S’il se passe quelque chose d’intéressant sur le plan rythmique, harmonique, timbral, structurel, alors je peux être enthousiasmé par la musique.

- On a apprécié récemment le second volet de votre travail avec Sélébeyone, pouvez-vous nous parler de cette rencontre avec des musiciens de hip-hop sénégalais ? Et avec HPRIZM ?

Sélébéyone est un projet très important pour moi. Et j’espère que nous continuerons à travailler ensemble jusqu’à la fin de nos jours. HPrizm et moi nous sommes rencontrés à New York en 2005. Il est devenu un ami proche et quelqu’un que je considère comme faisant partie de mon cercle restreint de collaborateurs artistiques. Maciek Lasserre m’a fait découvrir la communauté des MCs sénégalais qui rappent en wolof, vers 2006, via des groupes comme Da Brains et d’autres. Et il m’a présenté Gaston Bandimic, envers qui je suis éternellement reconnaissant.

- Ce travail avec des musiciens de hip-hop se regarde en miroir avec l’intérêt de Fred Maurin pour le Metal. Ces incursions dans la musique populaire nourrissent-elle la réflexion sur la musique contemporaine ?

Oui, c’est vrai. Bien que Fred s’intéresse également à diverses formes de hip-hop. En général, je ne trouve pas très utile de penser en termes sous-culture et de Culture avec un grand C, voire de distinctions entre les genres. S’il se passe quelque chose d’intéressant sur le plan rythmique, harmonique, timbral, structurel, alors je peux être enthousiasmé par la musique. 

- Vous qui connaissez bien la France, pensez-vous que des parcours syncrétiques comme le vôtre, et le passage de Sélébéyone à la musique spectrale en l’espace de quelques mois, sont plus faciles à comprendre et à accepter aux États-Unis qu’en France ? Les musiciens ont-ils développé une plus grande liberté d’action de l’autre côté de l’Atlantique ?

Bonne question. Il m’est difficile d’y répondre. Je pourrais certainement citer un grand nombre de superbes musiciens en France qui semblent s’inspirer de traditions musicales disparates. Pour moi, la tension dans ce genre de « démarche » vient vraiment du fait qu’il faut essayer d’équilibrer les compétences et l’expertise avec un certain type d’ouverture d’esprit. En tant qu’artiste, vous voulez être très rigoureux et vous astreindre à des normes élevées en matière de savoir-faire. Mais il faut aussi être libre d’explorer et d’entrer dans des univers musicaux qui peuvent vous être étrangers et/ou dans lesquels vous n’avez que très peu d’expertise, et vers lesquels vous devez éventuellement travailler. Dans mon cas, les échanges les plus substantiels avec des musiciens de différentes cultures musicales ont eu lieu lorsque j’ai pu m’engager pendant de longues périodes.

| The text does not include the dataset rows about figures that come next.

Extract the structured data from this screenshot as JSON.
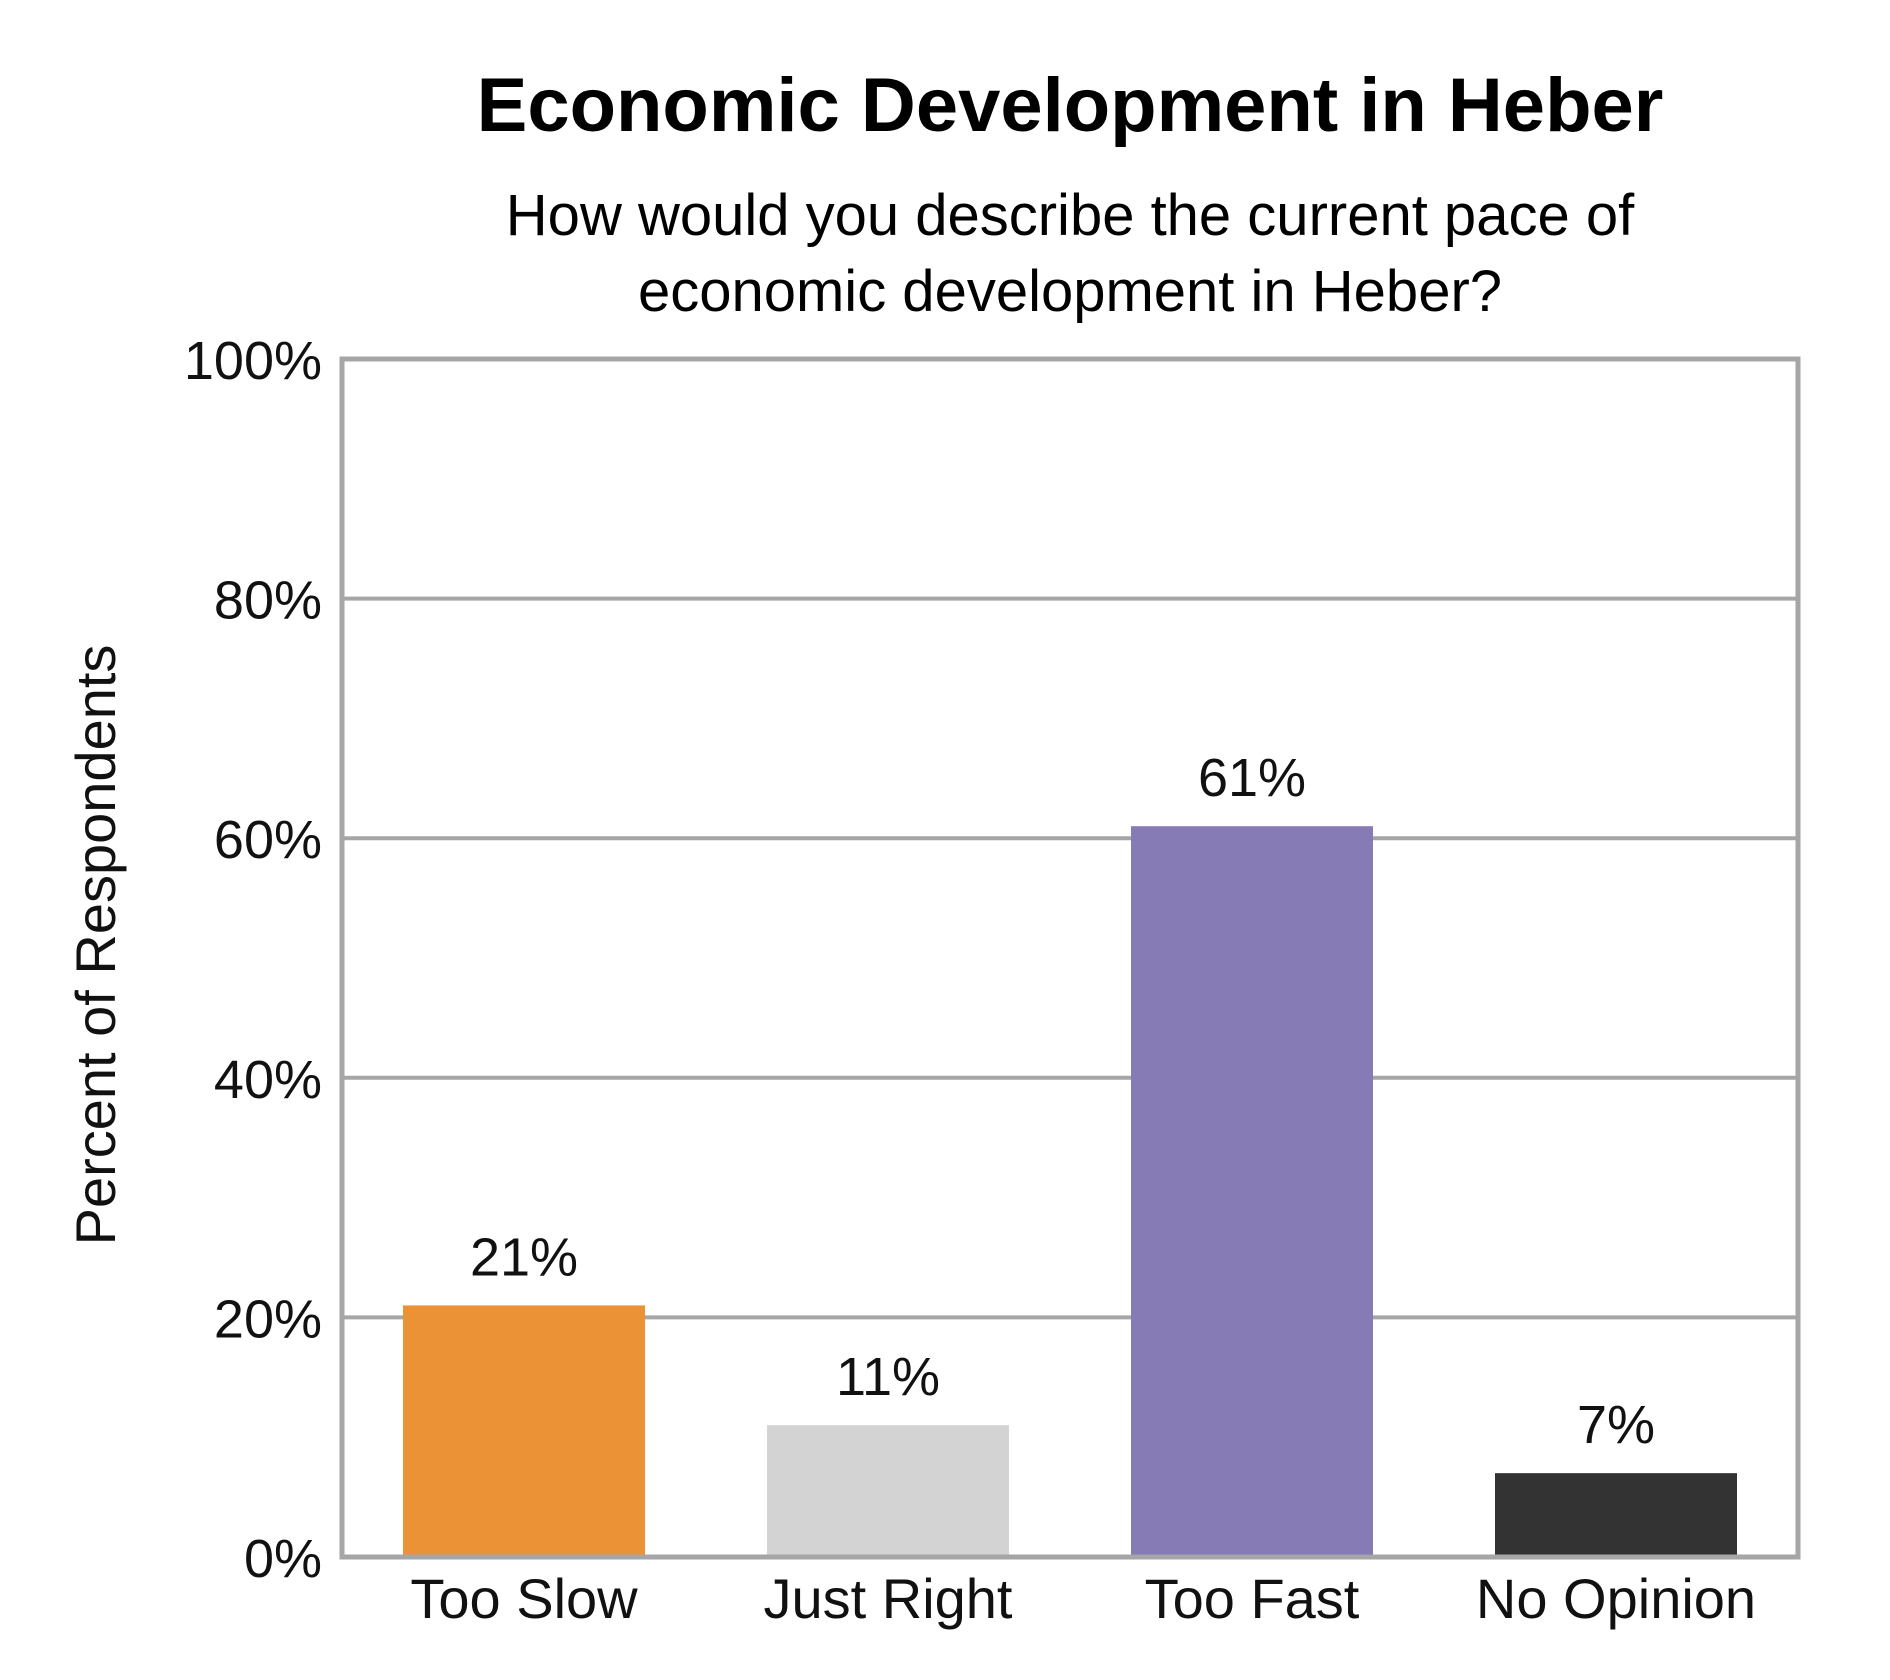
{
  "chart_data": {
    "type": "bar",
    "title": "Economic Development in Heber",
    "subtitle": "How would you describe the current pace of\neconomic development in Heber?",
    "ylabel": "Percent of Respondents",
    "xlabel": "",
    "categories": [
      "Too Slow",
      "Just Right",
      "Too Fast",
      "No Opinion"
    ],
    "values": [
      21,
      11,
      61,
      7
    ],
    "data_labels": [
      "21%",
      "11%",
      "61%",
      "7%"
    ],
    "colors": [
      "#ea9235",
      "#d3d3d3",
      "#877bb5",
      "#333333"
    ],
    "ylim": [
      0,
      100
    ],
    "yticks": [
      0,
      20,
      40,
      60,
      80,
      100
    ],
    "ytick_labels": [
      "0%",
      "20%",
      "40%",
      "60%",
      "80%",
      "100%"
    ],
    "grid": true,
    "legend": false
  }
}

Steve Lehman © Gérard Boisnel

- Comment avez-vous abordé l’incroyable base rythmique de cet orchestre (Rafael Koerner et Sarah Murcia) ? Vous a-t-elle aidé à construire Ex-Machina ?

Ils sont tous les deux incroyables. Nous avons tous les trois répété en trio pendant deux jours, alors que j’en étais au tout début de la composition de la musique de l’album. En travaillant avec eux, j’ai réalisé que je n’avais pas besoin de limiter ou de simplifier mes idées sur le rythme. Ils font tous les deux un travail remarquable en exécutant tout ce qui est écrit dans les moindres détails, tout en fournissant une base solide pour les autres membres de l’ensemble.

- Quels sont vos projets à venir ?

Mon trio, avec Damion Reid à la batterie, Matt Brewer à la basse et Mark Turner comme invité spécial au saxophone ténor, vient d’enregistrer en direct la musique du quartet d’Anthony Braxton des années 1970 et 1980. Ce projet devrait donc faire l’objet d’une tournée en 2025, l’année du 80e anniversaire de Braxton.